Avec mes enfants, nous nous sentions bien seuls face à la maladie de Paul. Nous nous usions physiquement et moralement sans nous en rendre compte. Lorsqu’un événement comme celui-ci survient, le corps médical s’occupe du malade mais oublie son entourage, en souffrance lui aussi.
Un soir après le dîner, Paul s’écroula devant la télé, commença à ronfler. Le bruit de son souffle n’était plus pareil. À ce moment-là, je réalisais qu’il ne pourrait plus aller dans notre chambre.

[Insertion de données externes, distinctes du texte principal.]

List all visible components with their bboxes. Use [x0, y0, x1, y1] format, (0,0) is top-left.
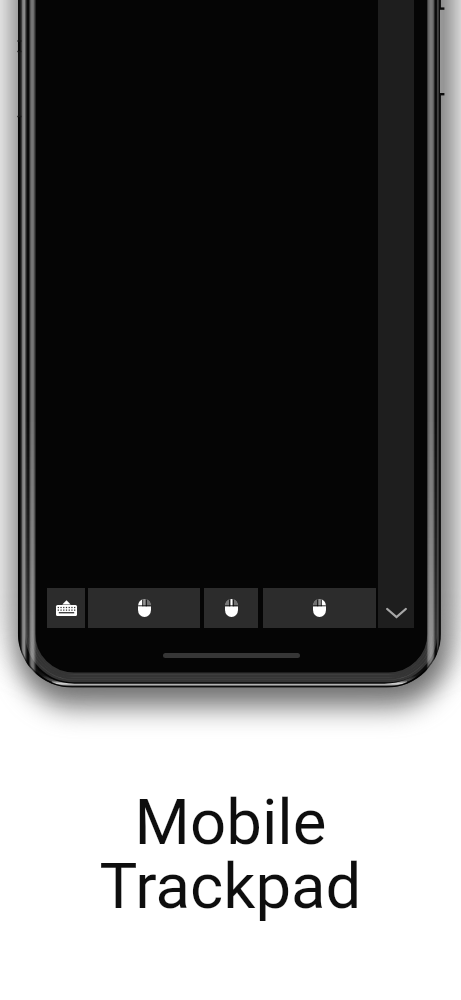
button[interactable]: Middle mouse button	[204, 588, 258, 628]
button[interactable]: Hide toolbar	[378, 588, 414, 628]
staticText: Mobile Trackpad	[0, 785, 461, 924]
button[interactable]: Right mouse button	[263, 588, 376, 628]
button[interactable]: Show keyboard	[47, 588, 85, 628]
button[interactable]: Left mouse button	[88, 588, 200, 628]
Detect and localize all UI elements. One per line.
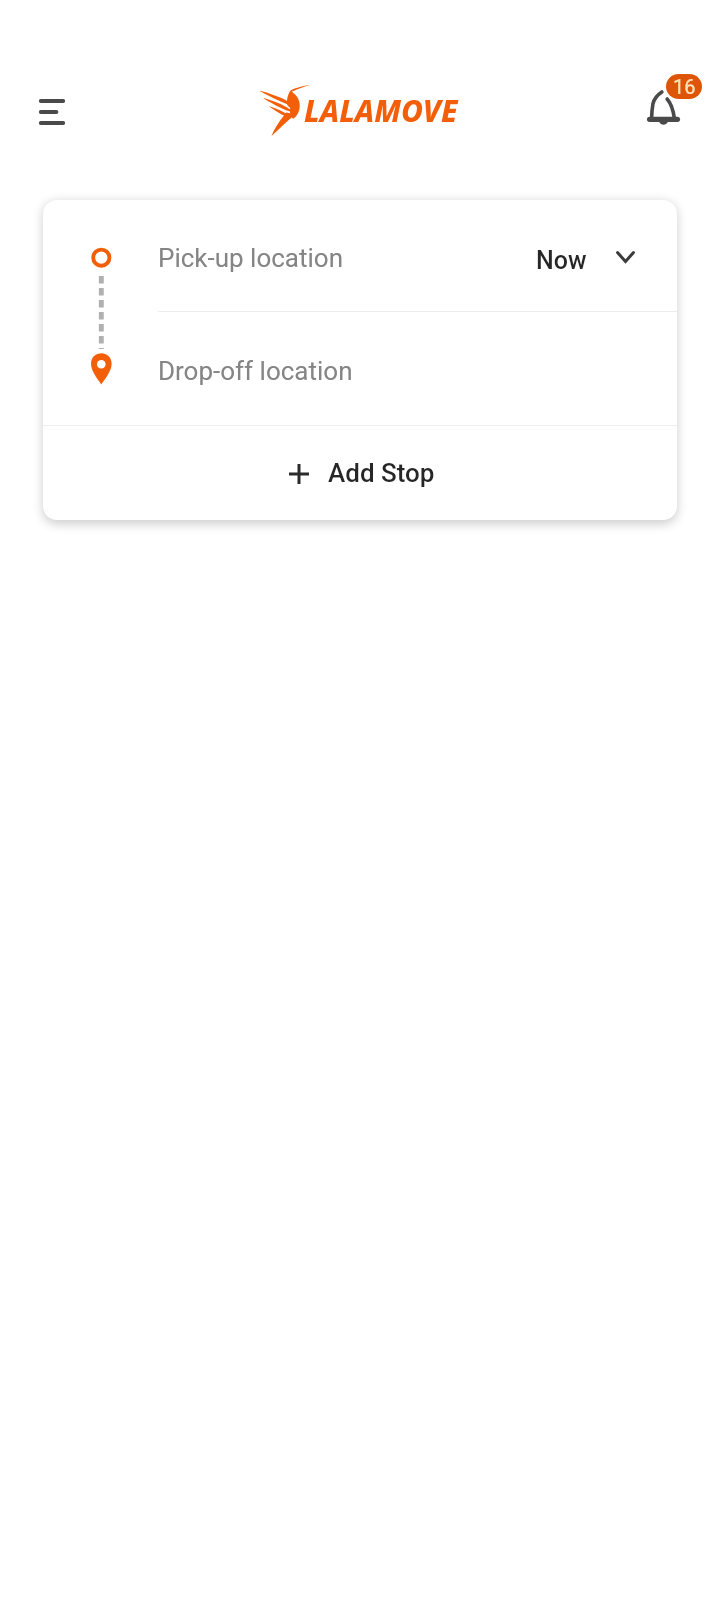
- staticText: Add Stop: [328, 458, 435, 488]
- button[interactable]: Add Stop: [43, 426, 677, 520]
- staticText: 16: [673, 75, 696, 98]
- staticText: LALAMOVE: [304, 90, 458, 131]
- staticText: Drop-off location: [158, 356, 353, 386]
- staticText: Now: [536, 246, 587, 275]
- button[interactable]: Notifications: [636, 68, 710, 150]
- button[interactable]: Pick-up location: [43, 200, 677, 311]
- button[interactable]: Menu: [30, 90, 74, 134]
- staticText: Pick-up location: [158, 243, 343, 273]
- button[interactable]: Drop-off location: [43, 312, 677, 425]
- button[interactable]: Now: [536, 231, 635, 291]
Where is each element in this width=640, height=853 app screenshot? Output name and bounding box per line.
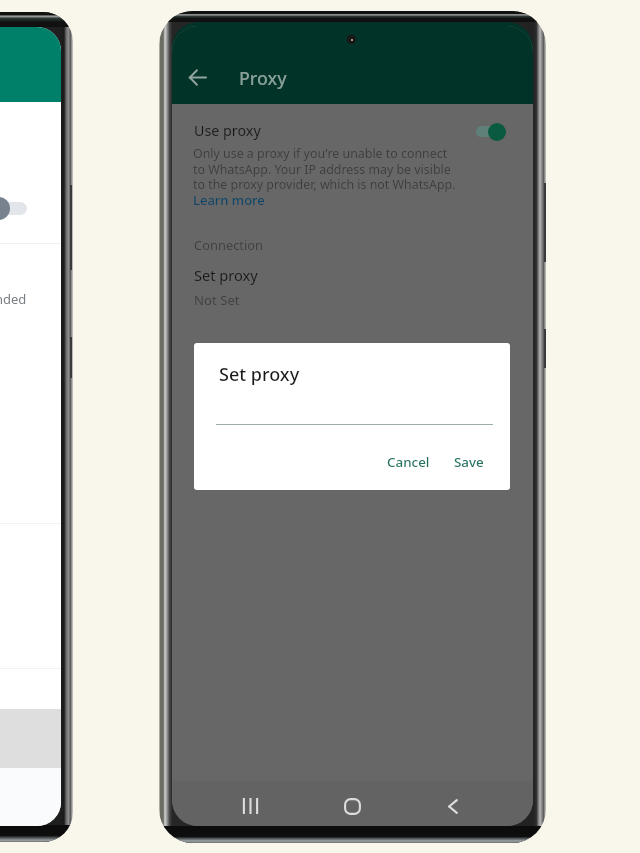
button[interactable]: Home xyxy=(334,788,370,824)
button[interactable]: Learn more xyxy=(193,187,271,213)
button[interactable]: Back xyxy=(180,60,215,95)
staticText: Proxy xyxy=(239,66,287,90)
staticText: Use proxy xyxy=(194,121,261,140)
button[interactable]: Use proxy xyxy=(172,113,533,185)
staticText: Only use a proxy if you're unable to con… xyxy=(193,145,456,193)
staticText: nded xyxy=(0,290,27,308)
button[interactable]: Recent apps xyxy=(233,788,269,824)
staticText: Connection xyxy=(194,236,264,254)
staticText: Set proxy xyxy=(219,362,300,387)
button[interactable]: Use proxy switch, on xyxy=(469,117,519,146)
button[interactable]: Back xyxy=(435,788,471,824)
button[interactable]: Save xyxy=(446,447,492,477)
staticText: Not Set xyxy=(194,291,240,309)
button[interactable]: Set proxy xyxy=(172,263,533,301)
button[interactable]: Cancel xyxy=(379,447,438,477)
staticText: Set proxy xyxy=(194,265,258,285)
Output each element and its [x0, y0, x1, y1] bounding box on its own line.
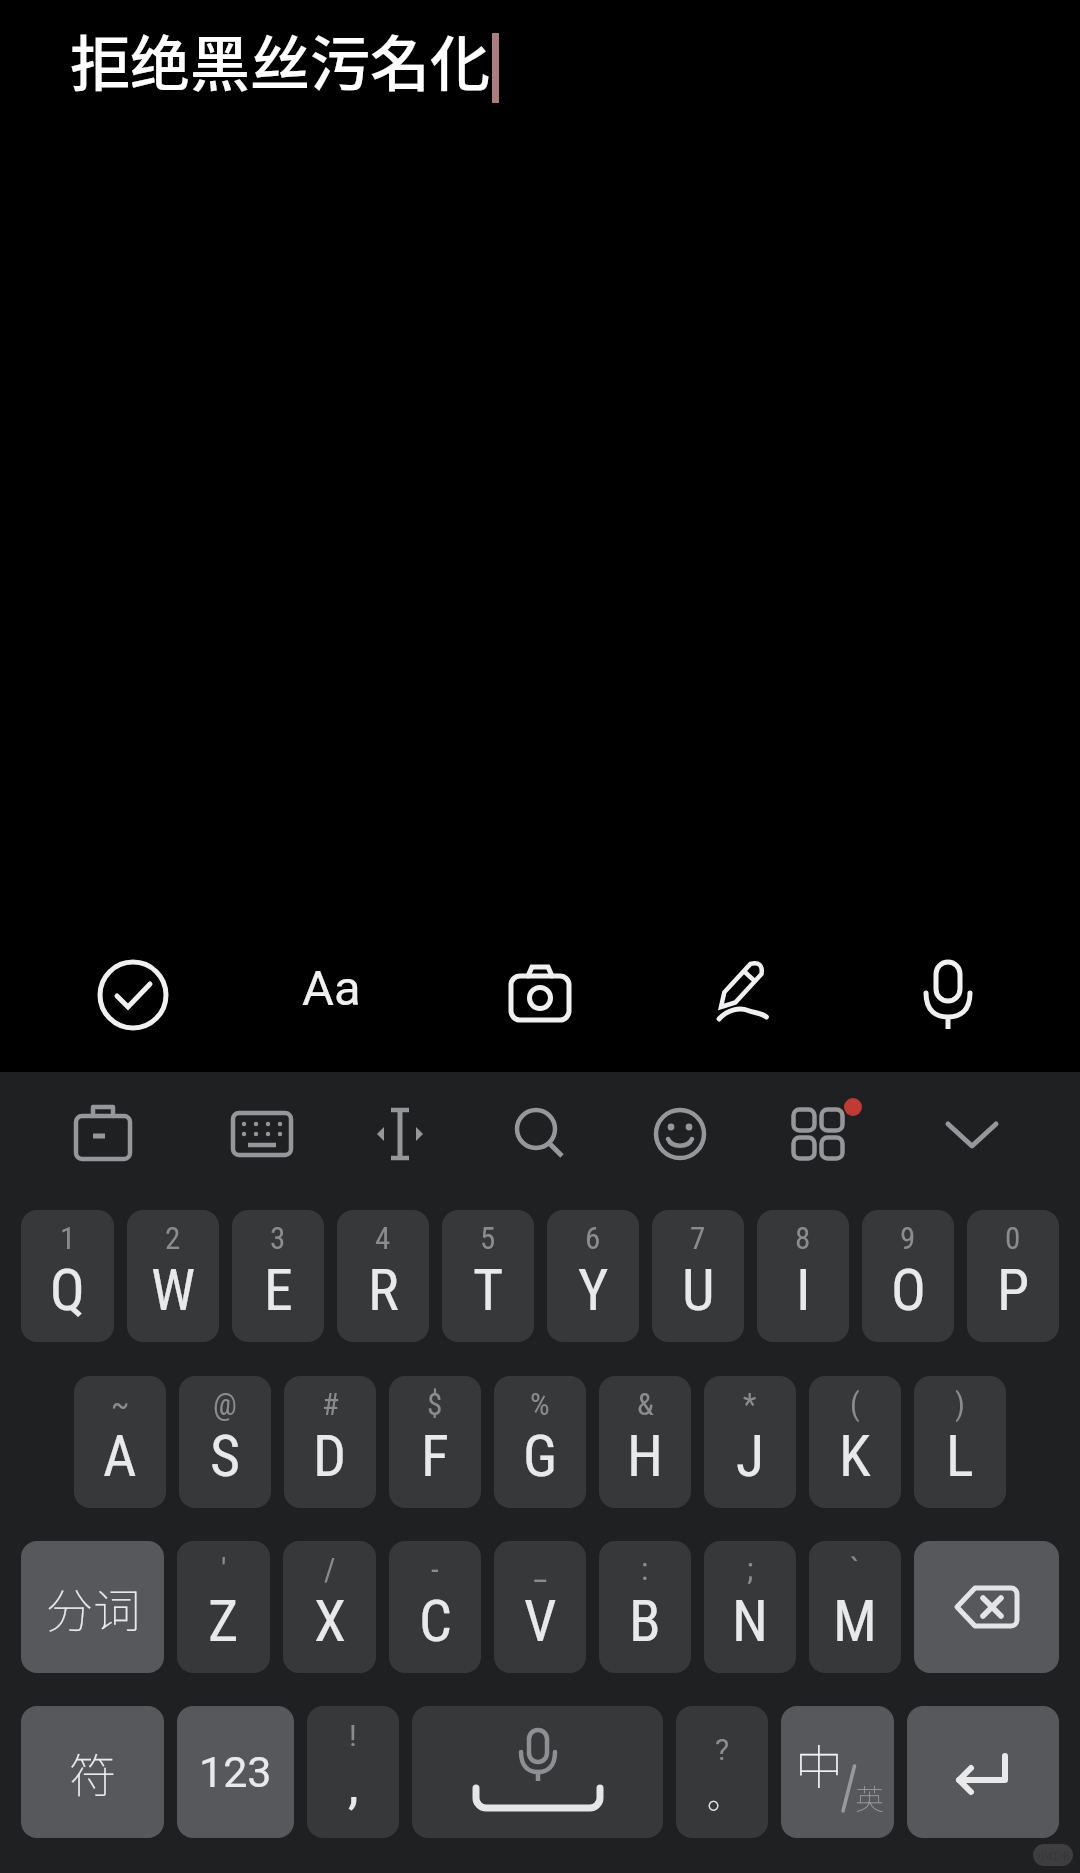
staticText: Q [50, 1256, 85, 1324]
button[interactable]: $ [389, 1376, 481, 1508]
button[interactable]: % [494, 1376, 586, 1508]
button[interactable]: 3 [232, 1210, 324, 1342]
button[interactable] [412, 1706, 663, 1838]
button[interactable]: ) [914, 1376, 1006, 1508]
staticText: 4 [375, 1220, 391, 1256]
staticText: V [524, 1587, 557, 1655]
staticText: / [324, 1551, 336, 1587]
staticText: ) [955, 1386, 965, 1422]
button[interactable] [485, 940, 595, 1050]
button[interactable]: - [389, 1541, 481, 1673]
staticText: ~ [111, 1386, 130, 1422]
staticText: 0 [1005, 1220, 1021, 1256]
button[interactable] [352, 1086, 448, 1182]
staticText: 符 [69, 1738, 116, 1806]
button[interactable] [492, 1086, 588, 1182]
staticText: : [641, 1551, 649, 1587]
staticText: Y [578, 1256, 609, 1324]
button[interactable]: : [599, 1541, 691, 1673]
staticText: M [833, 1587, 877, 1655]
button[interactable] [632, 1086, 728, 1182]
button[interactable]: ( [809, 1376, 901, 1508]
button[interactable]: 符 [21, 1706, 164, 1838]
staticText: 9 [900, 1220, 916, 1256]
staticText: % [530, 1386, 550, 1422]
staticText: * [743, 1386, 757, 1422]
staticText: 6 [585, 1220, 601, 1256]
staticText: , [348, 1753, 359, 1816]
button[interactable]: & [599, 1376, 691, 1508]
button[interactable]: @ [179, 1376, 271, 1508]
button[interactable]: 2 [127, 1210, 219, 1342]
button[interactable]: # [284, 1376, 376, 1508]
staticText: Aa [302, 960, 361, 1017]
button[interactable]: 中 [781, 1706, 894, 1838]
staticText: & [637, 1386, 654, 1422]
staticText: X [314, 1587, 346, 1655]
staticText: K [839, 1422, 871, 1490]
staticText: P [997, 1256, 1030, 1324]
button[interactable] [924, 1086, 1020, 1182]
button[interactable]: 8 [757, 1210, 849, 1342]
button[interactable]: _ [494, 1541, 586, 1673]
button[interactable]: 123 [177, 1706, 294, 1838]
button[interactable]: 1 [21, 1210, 114, 1342]
staticText: W [151, 1256, 196, 1324]
staticText: - [431, 1551, 439, 1587]
button[interactable]: 分词 [21, 1541, 164, 1673]
button[interactable]: 7 [652, 1210, 744, 1342]
staticText: G [523, 1422, 558, 1490]
staticText: ; [747, 1551, 754, 1587]
staticText: # [322, 1386, 339, 1422]
button[interactable]: ' [177, 1541, 270, 1673]
button[interactable] [214, 1086, 310, 1182]
button[interactable] [78, 940, 188, 1050]
staticText: R [368, 1256, 399, 1324]
staticText: H [627, 1422, 663, 1490]
staticText: ' [221, 1551, 227, 1587]
button[interactable]: * [704, 1376, 796, 1508]
button[interactable] [770, 1086, 866, 1182]
button[interactable]: 4 [337, 1210, 429, 1342]
staticText: 5 [480, 1220, 496, 1256]
staticText: J [736, 1422, 765, 1490]
button[interactable]: 5 [442, 1210, 534, 1342]
button[interactable] [55, 1086, 151, 1182]
staticText: 7 [690, 1220, 706, 1256]
staticText: ? [715, 1732, 730, 1767]
button[interactable] [907, 1706, 1059, 1838]
staticText: U [682, 1256, 715, 1324]
staticText: L [946, 1422, 974, 1490]
staticText: 。 [707, 1770, 741, 1819]
button[interactable] [914, 1541, 1059, 1673]
staticText: T [473, 1256, 504, 1324]
staticText: 123 [199, 1747, 272, 1797]
staticText: 8 [795, 1220, 811, 1256]
staticText: A [103, 1422, 137, 1490]
button[interactable]: ` [809, 1541, 901, 1673]
button[interactable]: ~ [74, 1376, 166, 1508]
staticText: 3 [270, 1220, 286, 1256]
button[interactable]: ? [676, 1706, 768, 1838]
button[interactable]: / [283, 1541, 376, 1673]
button[interactable]: 6 [547, 1210, 639, 1342]
button[interactable]: 0 [967, 1210, 1059, 1342]
staticText: 拒绝黑丝污名化 [70, 16, 490, 103]
button[interactable] [690, 940, 800, 1050]
staticText: ( [850, 1386, 860, 1422]
button[interactable] [893, 940, 1003, 1050]
staticText: C [419, 1587, 452, 1655]
staticText: 分词 [46, 1573, 140, 1641]
button[interactable]: ; [704, 1541, 796, 1673]
button[interactable]: ! [307, 1706, 399, 1838]
staticText: I [796, 1256, 811, 1324]
staticText: ` [850, 1551, 860, 1587]
staticText: $ [427, 1386, 443, 1422]
button[interactable] [280, 940, 390, 1050]
staticText: F [421, 1422, 449, 1490]
button[interactable]: 9 [862, 1210, 954, 1342]
staticText: Z [208, 1587, 239, 1655]
staticText: S [210, 1422, 241, 1490]
staticText: N [732, 1587, 768, 1655]
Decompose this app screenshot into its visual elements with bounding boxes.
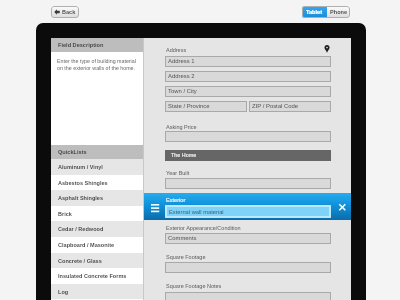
- staticText: Year Built: [166, 170, 190, 176]
- staticText: Concrete / Glass: [58, 258, 102, 264]
- staticText: Tablet: [306, 9, 323, 15]
- button[interactable]: State / Province: [165, 101, 247, 112]
- staticText: Exterior Appearance/Condition: [166, 225, 241, 231]
- button[interactable]: [165, 178, 331, 189]
- button[interactable]: [165, 131, 331, 142]
- button[interactable]: External wall material: [165, 205, 331, 218]
- staticText: Field Description: [58, 42, 104, 48]
- staticText: Address 1: [168, 58, 195, 65]
- staticText: Asphalt Shingles: [58, 195, 103, 201]
- staticText: State / Province: [168, 103, 210, 110]
- button[interactable]: Address 2: [165, 71, 331, 82]
- button[interactable]: Concrete / Glass: [51, 253, 143, 268]
- button[interactable]: Tablet: [302, 6, 327, 18]
- staticText: Comments: [168, 235, 197, 242]
- staticText: Address 2: [168, 73, 195, 80]
- button[interactable]: The Home: [165, 150, 331, 161]
- staticText: Brick: [58, 211, 72, 217]
- button[interactable]: Close: [338, 203, 347, 212]
- staticText: Back: [62, 9, 76, 15]
- staticText: External wall material: [169, 209, 224, 215]
- button[interactable]: Asphalt Shingles: [51, 190, 143, 206]
- staticText: Asbestos Shingles: [58, 180, 108, 186]
- button[interactable]: [165, 262, 331, 273]
- button[interactable]: Address 1: [165, 56, 331, 67]
- button[interactable]: Log: [51, 284, 143, 299]
- button[interactable]: Cedar / Redwood: [51, 221, 143, 237]
- staticText: Asking Price: [166, 124, 197, 130]
- staticText: ZIP / Postal Code: [252, 103, 299, 110]
- button[interactable]: Menu: [151, 204, 160, 213]
- staticText: Log: [58, 289, 69, 295]
- button[interactable]: [165, 292, 331, 300]
- button[interactable]: Brick: [51, 206, 143, 221]
- staticText: Square Footage: [166, 254, 206, 260]
- staticText: Phone: [330, 9, 348, 15]
- staticText: QuickLists: [58, 149, 87, 155]
- staticText: Insulated Concrete Forms: [58, 273, 127, 279]
- staticText: Town / City: [168, 88, 197, 95]
- staticText: Square Footage Notes: [166, 283, 222, 289]
- button[interactable]: Clapboard / Masonite: [51, 237, 143, 253]
- staticText: Exterior: [166, 197, 186, 203]
- button[interactable]: Back: [51, 6, 79, 18]
- staticText: Clapboard / Masonite: [58, 242, 115, 248]
- staticText: Cedar / Redwood: [58, 226, 104, 232]
- staticText: on the exterior walls of the home.: [57, 65, 136, 71]
- button[interactable]: Phone: [327, 6, 350, 18]
- button[interactable]: Locate address: [323, 44, 331, 53]
- button[interactable]: Comments: [165, 233, 331, 244]
- button[interactable]: Town / City: [165, 86, 331, 97]
- button[interactable]: ZIP / Postal Code: [249, 101, 331, 112]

Durant ses crises nocturnes, je devais veiller, noter ses moindres faits et gestes, telle une infirmière de garde. J’enregistrais les symptômes, des détails qui pourraient intéresser le médecin. Ce que je découvrais, soir après soir, était énorme. Grimaces, gestes involontaires, murmures, tremblements, cris, cauchemars. Je devais noter l’horreur, la tristesse, pour en parler au médecin au prochain rendez-vous. Il n’y avait plus de Paul. Chaque jour qui passait était difficile à décrire, à nommer. Amaigrissement croissant, avec à la clé cet instinct suicidaire qu’il fallait surveiller. Il m’arrivait d’accourir de la boutique comme une forcenée, afin de me rendre auprès de Paul, parce qu’il venait de se cogner la tête à la fourche du tracteur, « pour en finir », qu’il me disait.
C’est dur d’être spectatrice impuissante du mal dont souffre son mari. Et c’est bien facile de recevoir les bons mots des voisins : « sois psychologiquement forte ». La question est simple : comment est-on psychologiquement forte quand on n’a aucune vue sur l’issue d’une maladie sans remède ? Quand on est femme, avec des enfants en bas âge, et, quoi qu’on dise, quand on est Noire ?
***
La nuit, Paul ignorait tout des réactions de son corps. Je pleurais à cause des comportements que sa maladie provoquait. Je passais de longs moments à pleurer en silence. Et puis, il y avait cette honte d’en parler autour de moi, sauf à mes deux copines.
Puis arrive ce moment où tu croises ce compagnon d’infortune, qui te tend la main, ou plus précisément le goulot, te promettant de te donner des forces : l’alcool. J’ai commencé à boire. D’abord à la boutique, avant de rentrer à la maison. Puis, au salon quand il dormait. Je n’avais que ma bouteille et la télé comme amies, attendant que la crise passe, pour qu’enfin on aille dormir ou parfois pas, puisqu’il préfère dormir au salon. Qu’est-ce qu’il m’arrive ? Qu’est-ce qu’il nous arrive ? Pourquoi lui ? Et pourquoi moi ?
Je me suis toujours battue. J’ai travaillé très tôt pour, à la cinquantaine, profiter de ma vie, voyager, faire ce que j’ai toujours rêvé et eu envie de faire, et dont j’ai été privée enfant. Mes petits moments de la philosophie du désespoir me laissaient toujours face à la question insoluble : Paul, face à la maladie, sans défense. Et moi, en face de lui. Sans défense également. Toute ma vie, j’ai aidé les autres. Pourquoi devrais-je souffrir s’il est dit que le bien appelle le bien ? Pourquoi moi ? Et pourquoi maintenant ?
Toujours entre mon rôle de femme, de psy, de conseillère, de mère et de commerçante ; présidente d’association humanitaire, etc. J’attendais avec impatience que le médecin lui trouve un remède efficace. Les familles des patients semblent condamnées à observer impuissantes, désarmées, la dégradation de l’état de leurs proches. L’attente fut longue.